翌日的清晨,整條寂靜的巷子就是一陣鞭炮聲,雖然說一切從簡,但是該做的手續都得辦的齊了,彩禮,天才大亮,就被幾個大汗抬著送進了孫寡婦家,接著就是月羽讓張富貴特意請的有經驗的老媽子,也不管孫寡婦願意還是不願意,直接托進了屋子,打扮起來,喜字都貼上,八台大轎子也找來了,畢竟是兩老人也沒整個錦城都走一圈,饒著巷子轉了圈,是那回事就成,這就進了老爺子家,又是過火盆,又是請街坊鄰居熱鬧了一把,這場婚禮就算是成了。

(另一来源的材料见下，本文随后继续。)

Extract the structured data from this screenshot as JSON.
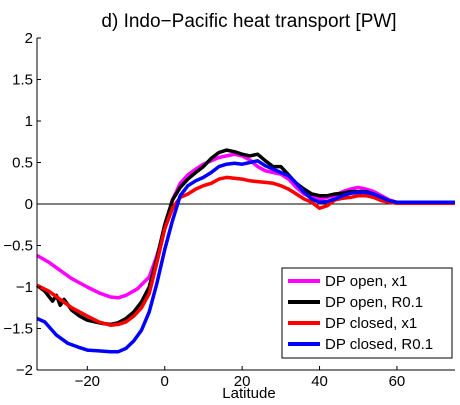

月羽是滿懷笑容,老倆口卻是坐在上麵相對苦笑,但總不能當著眾人的麵說這事他們不同意,木老頭是早看孫寡婦好,小著自己一輪,雖說老了,但依然有幾分豐韻,而孫寡婦怎麽說也是一個女人,這年月女人哪有許多的地位,都到了這分上,還能說個不字,那以後這街坊鄰居該怎麽看她,而且這木老頭子人也不錯,這事就算這麽成了。
辦完了婚事,自然是把院子騰出來讓老兩口說說話,月羽還沒消停下來,就被張富貴找上門,拉著人上了碼頭:“我說,老哥啥事這麽急,我這忙的可是腳跟子疼,啥事不能明天辦。”
“去,你小子明天就準備撤了,我這兩天可是四處給你找船,這不剛找了條合適的,是個內陸的商人,本來準備做海上買賣,卻不想家裏鬧出事了,短了錢財,就急著把船賣了,我去看了,八成新,上麵水手舵手,老船幫都齊全,你這邊拿錢,那邊就把契約啥的全都轉過手。”
“八成新,多大料的。”
“一千二百料的海船,比我那艘最大的還高出二百料來,能裝近四百噸的貨。”一千二百料,換算出來大概也就是780噸,雖然比起那些大港口的四五千料的船來仍是小的很,但在當前,能弄到這麽大的海船已經是了不得了。